Israel's latest crackdown on journalists has been condemned by the Foreign Press Association (FPA) following a number of high-profile arrests over the weekend. The international body, whose members include major news outlets including Reuters and the New York Times, called on Israel to stop its threat and intimidation of journalists.
"We call upon the Israeli government to allow free and independent coverage of the operation in Palestinian Authority areas," the FPA said after Israel declared Ramallah City a "closed military zone" and threatened to forcibly remove foreigners. The comment followed Saturday's arrest of Givara Budeiri, an Al Jazeera correspondent.
FPA pointed out that eyewitnesses and video footage show that Budeiri was arrested without provocation. Although the reporter was wearing a protective vest identifying her as a press officer, Israeli Police refused to allow the Al Jazeera correspondent to return to her car to show them an Israeli-issued press credential.
The treatment of Budeiri was "the latest in a long line of heavy-handed tactics by Israeli police" against the media in recent weeks, FPA added denouncing Israel's ongoing aggression against journalists. It claimed that journalists have been hit by stun grenades, tear gas, sponge-tipped metal bullets, and putrid-smelling water.
Israel has given no indication that it is willing to listen to the FPA, which represents hundreds of journalists working for international news organisations. On 26 May, the FPA sent a letter to the Israeli authorities requesting respect for journalists. This request, however, is said to have been completely ignored.
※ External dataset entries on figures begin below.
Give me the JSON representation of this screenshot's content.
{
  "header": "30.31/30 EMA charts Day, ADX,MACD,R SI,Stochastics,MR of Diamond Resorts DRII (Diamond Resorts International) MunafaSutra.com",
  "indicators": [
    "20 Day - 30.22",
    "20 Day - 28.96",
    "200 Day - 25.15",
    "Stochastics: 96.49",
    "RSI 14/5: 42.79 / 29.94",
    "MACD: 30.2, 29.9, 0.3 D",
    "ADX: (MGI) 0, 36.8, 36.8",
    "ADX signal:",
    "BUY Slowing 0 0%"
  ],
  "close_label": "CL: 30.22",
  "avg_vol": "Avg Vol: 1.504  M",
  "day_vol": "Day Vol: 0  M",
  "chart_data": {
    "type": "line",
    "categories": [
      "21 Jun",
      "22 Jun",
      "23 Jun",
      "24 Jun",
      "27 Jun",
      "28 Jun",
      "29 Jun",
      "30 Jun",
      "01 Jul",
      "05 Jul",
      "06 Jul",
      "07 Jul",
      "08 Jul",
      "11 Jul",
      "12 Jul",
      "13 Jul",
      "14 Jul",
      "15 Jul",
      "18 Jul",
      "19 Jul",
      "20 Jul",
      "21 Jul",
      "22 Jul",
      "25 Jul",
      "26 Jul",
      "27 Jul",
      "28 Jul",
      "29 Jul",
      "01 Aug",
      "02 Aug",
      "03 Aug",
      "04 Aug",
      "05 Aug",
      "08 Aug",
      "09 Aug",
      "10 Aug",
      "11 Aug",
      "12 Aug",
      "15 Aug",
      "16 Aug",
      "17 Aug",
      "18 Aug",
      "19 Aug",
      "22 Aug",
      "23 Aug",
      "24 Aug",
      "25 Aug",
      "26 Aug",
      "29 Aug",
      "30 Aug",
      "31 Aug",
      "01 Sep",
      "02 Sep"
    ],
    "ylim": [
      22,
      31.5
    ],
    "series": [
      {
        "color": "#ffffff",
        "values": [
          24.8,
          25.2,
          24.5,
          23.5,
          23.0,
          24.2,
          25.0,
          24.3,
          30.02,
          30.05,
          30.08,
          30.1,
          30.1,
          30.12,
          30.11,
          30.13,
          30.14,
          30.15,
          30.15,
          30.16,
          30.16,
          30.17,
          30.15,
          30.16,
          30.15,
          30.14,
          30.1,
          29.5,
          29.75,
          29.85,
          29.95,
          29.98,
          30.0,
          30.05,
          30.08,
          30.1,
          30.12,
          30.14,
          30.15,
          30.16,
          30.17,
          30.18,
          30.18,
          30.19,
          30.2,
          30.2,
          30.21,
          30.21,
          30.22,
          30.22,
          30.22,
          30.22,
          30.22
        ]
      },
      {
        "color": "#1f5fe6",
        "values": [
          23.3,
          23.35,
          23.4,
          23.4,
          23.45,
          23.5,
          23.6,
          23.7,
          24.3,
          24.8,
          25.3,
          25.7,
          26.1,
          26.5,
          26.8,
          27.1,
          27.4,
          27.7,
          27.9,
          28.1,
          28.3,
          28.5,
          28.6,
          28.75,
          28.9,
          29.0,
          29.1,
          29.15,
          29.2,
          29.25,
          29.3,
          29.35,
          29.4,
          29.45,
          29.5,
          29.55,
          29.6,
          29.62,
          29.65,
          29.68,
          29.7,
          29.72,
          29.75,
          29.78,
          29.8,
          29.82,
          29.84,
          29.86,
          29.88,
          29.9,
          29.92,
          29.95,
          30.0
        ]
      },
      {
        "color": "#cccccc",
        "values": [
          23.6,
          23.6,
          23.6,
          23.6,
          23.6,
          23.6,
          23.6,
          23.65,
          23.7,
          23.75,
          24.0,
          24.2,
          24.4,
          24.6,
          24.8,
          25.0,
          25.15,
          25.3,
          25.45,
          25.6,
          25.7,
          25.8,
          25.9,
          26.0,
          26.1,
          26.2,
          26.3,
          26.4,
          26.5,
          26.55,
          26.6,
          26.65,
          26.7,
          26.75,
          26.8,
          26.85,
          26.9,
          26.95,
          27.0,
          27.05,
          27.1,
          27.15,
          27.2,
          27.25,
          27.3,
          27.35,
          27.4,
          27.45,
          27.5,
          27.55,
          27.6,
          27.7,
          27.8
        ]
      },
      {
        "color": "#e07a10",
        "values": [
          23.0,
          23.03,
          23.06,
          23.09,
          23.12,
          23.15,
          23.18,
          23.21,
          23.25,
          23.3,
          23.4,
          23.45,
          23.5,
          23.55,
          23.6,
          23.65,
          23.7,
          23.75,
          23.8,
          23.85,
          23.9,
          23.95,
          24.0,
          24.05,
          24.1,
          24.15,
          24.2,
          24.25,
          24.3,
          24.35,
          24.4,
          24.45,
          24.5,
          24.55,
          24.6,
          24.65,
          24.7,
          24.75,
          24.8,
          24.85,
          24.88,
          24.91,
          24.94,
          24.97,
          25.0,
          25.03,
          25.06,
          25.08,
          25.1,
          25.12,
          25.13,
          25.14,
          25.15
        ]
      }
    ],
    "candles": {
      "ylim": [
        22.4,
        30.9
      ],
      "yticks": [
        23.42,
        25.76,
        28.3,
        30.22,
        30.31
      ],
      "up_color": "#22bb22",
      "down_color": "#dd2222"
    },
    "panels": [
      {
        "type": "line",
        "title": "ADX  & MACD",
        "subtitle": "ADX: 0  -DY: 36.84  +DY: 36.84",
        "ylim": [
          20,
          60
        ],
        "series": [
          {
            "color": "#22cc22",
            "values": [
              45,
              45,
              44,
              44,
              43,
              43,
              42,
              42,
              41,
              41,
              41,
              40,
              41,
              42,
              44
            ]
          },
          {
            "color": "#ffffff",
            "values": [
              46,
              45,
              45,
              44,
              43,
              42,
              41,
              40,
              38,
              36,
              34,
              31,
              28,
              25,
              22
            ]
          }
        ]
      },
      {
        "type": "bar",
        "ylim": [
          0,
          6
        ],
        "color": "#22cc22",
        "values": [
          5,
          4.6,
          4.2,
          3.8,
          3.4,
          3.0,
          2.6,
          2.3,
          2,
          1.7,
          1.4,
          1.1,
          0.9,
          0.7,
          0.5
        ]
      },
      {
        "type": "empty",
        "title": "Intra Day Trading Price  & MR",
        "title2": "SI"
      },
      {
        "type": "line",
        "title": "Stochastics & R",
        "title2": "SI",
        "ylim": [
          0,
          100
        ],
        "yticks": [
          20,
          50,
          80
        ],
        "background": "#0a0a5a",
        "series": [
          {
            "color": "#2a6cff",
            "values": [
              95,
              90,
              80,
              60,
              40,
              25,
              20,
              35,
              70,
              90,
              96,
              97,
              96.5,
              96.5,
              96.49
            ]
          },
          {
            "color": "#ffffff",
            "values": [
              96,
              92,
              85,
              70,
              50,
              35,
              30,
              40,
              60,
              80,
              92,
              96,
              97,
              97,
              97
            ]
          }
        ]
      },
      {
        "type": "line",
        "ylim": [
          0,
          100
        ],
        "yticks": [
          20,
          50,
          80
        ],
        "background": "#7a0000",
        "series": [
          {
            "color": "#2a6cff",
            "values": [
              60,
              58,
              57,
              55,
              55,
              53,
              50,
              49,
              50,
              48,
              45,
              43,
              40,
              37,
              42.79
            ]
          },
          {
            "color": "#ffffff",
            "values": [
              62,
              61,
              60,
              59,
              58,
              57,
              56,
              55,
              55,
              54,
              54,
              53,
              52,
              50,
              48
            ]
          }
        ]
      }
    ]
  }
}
"We call on police to punish the officers who needlessly injured an experienced journalist and broke professional equipment. And once again, we urge police to uphold Israel's pledges to respect freedom of the press and to allow journalists to do their jobs freely and without fear of injury and intimidation," the FPA said.
Al Jazeera denounced Israel's assault of Budeiri and said that the reporter had to be treated in hospital for a broken hand and bruises caused by occupation officers who were captured on camera assaulting her.
FPA's condemnation of Israel follows a weekend of high-tension in occupied East Jerusalem, which not only saw crackdown against journalists but also the arrest of prominent Palestinian activists.
The latest crackdown is part of what many say is a concerted campaign by Israel to silence critics and journalists from exposing the brutality of its decades-old military occupation. During Israel's 11-day bombardment of Gaza last month, at least 170 Palestinian journalists were injured, and 33 media organisations bombed.
It was also during Israel's latest aggression on the besieged population of Gaza that the occupation state carried out one of the most shameful attacks on journalists by decimating the 13-story Al-Jalaa tower which housed foreign media including Al Jazeera and the Associated Press.
The Washington Post published a report following the bombing of Al-Jalaa Tower arguing that Israel's attacks on journalists are "not new" and that it had previously "launched a campaign to intimidate Western reporters."